歳はジンと同じくらいで、燃えるような金茶髪が印象的な、獣をそのまま擬人化したような荒っぽい目つきをした――
「…………うん!?」
……何か、凄い見覚えのある人物だった。
見たことあるとか、そういう次元ではない。ジンの過去において、結構な割合を占めるある人物と、全くの瓜二つだった。
「お前まさか、ライトか……?」
見間違える筈もない。その人物は、嘗てジンが牢に入れられる前に通っていた、とある学院の友人だった。
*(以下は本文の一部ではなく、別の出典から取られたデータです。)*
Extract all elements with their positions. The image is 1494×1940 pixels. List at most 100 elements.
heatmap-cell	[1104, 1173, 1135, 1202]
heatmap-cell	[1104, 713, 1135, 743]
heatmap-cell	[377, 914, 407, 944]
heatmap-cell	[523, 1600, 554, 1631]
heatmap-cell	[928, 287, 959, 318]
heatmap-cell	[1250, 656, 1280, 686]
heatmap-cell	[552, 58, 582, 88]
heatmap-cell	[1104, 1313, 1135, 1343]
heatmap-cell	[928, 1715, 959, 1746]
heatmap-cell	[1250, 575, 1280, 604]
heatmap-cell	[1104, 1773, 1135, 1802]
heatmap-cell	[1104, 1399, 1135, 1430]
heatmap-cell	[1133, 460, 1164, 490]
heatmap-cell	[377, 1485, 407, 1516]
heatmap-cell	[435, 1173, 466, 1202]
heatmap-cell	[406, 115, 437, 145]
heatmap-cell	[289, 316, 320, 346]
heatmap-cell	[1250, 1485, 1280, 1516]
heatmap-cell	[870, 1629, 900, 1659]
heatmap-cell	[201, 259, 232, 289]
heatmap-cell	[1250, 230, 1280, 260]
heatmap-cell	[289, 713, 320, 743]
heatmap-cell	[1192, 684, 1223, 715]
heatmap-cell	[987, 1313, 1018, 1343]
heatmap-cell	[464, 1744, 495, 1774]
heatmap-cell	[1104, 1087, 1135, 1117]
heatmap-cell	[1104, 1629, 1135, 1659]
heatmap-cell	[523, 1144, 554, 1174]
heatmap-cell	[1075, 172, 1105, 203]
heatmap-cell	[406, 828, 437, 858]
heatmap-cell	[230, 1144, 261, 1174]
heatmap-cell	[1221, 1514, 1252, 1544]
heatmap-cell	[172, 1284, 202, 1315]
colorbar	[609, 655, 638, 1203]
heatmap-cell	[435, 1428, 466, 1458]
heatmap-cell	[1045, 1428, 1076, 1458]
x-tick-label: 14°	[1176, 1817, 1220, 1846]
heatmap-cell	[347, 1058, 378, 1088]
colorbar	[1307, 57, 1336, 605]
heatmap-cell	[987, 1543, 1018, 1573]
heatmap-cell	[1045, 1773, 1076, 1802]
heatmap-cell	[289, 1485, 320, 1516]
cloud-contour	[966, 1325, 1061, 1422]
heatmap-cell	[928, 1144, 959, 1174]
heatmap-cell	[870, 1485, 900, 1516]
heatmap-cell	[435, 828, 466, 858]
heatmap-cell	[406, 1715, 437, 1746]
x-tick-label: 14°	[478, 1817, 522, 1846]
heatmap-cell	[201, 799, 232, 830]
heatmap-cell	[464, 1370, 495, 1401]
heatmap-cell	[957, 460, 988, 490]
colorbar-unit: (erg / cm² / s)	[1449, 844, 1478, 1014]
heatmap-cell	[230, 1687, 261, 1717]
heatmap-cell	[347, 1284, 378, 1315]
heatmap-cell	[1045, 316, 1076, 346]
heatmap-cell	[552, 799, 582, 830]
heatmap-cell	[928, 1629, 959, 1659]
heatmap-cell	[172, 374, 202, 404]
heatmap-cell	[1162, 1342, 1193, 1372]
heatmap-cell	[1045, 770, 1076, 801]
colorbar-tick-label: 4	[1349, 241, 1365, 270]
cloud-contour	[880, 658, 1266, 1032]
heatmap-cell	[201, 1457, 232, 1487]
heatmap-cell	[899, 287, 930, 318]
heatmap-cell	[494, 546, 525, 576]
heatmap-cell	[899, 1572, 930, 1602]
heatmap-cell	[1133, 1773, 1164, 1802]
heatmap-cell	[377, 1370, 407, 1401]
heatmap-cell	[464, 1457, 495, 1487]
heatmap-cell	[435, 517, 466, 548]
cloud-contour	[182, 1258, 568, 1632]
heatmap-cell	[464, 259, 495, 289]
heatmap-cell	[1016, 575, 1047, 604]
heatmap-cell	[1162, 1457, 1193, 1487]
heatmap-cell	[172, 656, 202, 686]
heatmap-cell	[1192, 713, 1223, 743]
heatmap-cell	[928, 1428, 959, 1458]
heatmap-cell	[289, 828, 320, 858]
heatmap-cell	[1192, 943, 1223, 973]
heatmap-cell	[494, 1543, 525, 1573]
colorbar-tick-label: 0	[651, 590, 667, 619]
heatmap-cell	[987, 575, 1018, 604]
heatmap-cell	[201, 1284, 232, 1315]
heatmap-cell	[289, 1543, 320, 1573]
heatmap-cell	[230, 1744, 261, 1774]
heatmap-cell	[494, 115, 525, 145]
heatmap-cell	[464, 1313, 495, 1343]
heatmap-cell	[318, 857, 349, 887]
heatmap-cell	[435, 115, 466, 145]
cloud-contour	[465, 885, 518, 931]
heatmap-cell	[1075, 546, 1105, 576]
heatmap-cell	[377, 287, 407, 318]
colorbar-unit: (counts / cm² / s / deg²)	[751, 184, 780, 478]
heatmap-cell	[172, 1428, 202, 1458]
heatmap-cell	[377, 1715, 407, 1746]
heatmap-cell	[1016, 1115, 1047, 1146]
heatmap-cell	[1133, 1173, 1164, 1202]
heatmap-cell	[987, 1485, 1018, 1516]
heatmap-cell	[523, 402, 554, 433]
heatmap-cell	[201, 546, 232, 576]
「んあ? 誰だテメエ? ……いや、その死に掛けの老人を彷彿させる白髪頭に、アホと言う言葉を擬人化したような間抜け面――まさかテメエ、ジンか?」
雷男――ライトの方も、ジンのことを思い出したのか、驚いたように指を差す。
再会にド肝を抜かれたのはお互い様のようで、ライトもしばらく固まっていたが、徐々にその表情が破顔していき、
「おいおいおい。今まで連絡すらしてこなかった野郎が一体どういう風の吹き回しだ⁉」
「まあ、ちょっと連絡が取れない状況だったからな……。連絡を取ろうとしなかったのは謝る。すまなかった」
久々に再会する友人を前に、ジンは謝りながらも自然と笑みを浮かべていた。
不幸続きの己の人生を先程まで恨んできたが、僅かに芽生えたその幸運にジンは感謝した。
竜撃隊での新しい生活は、予想以上に幸先のいいものだった。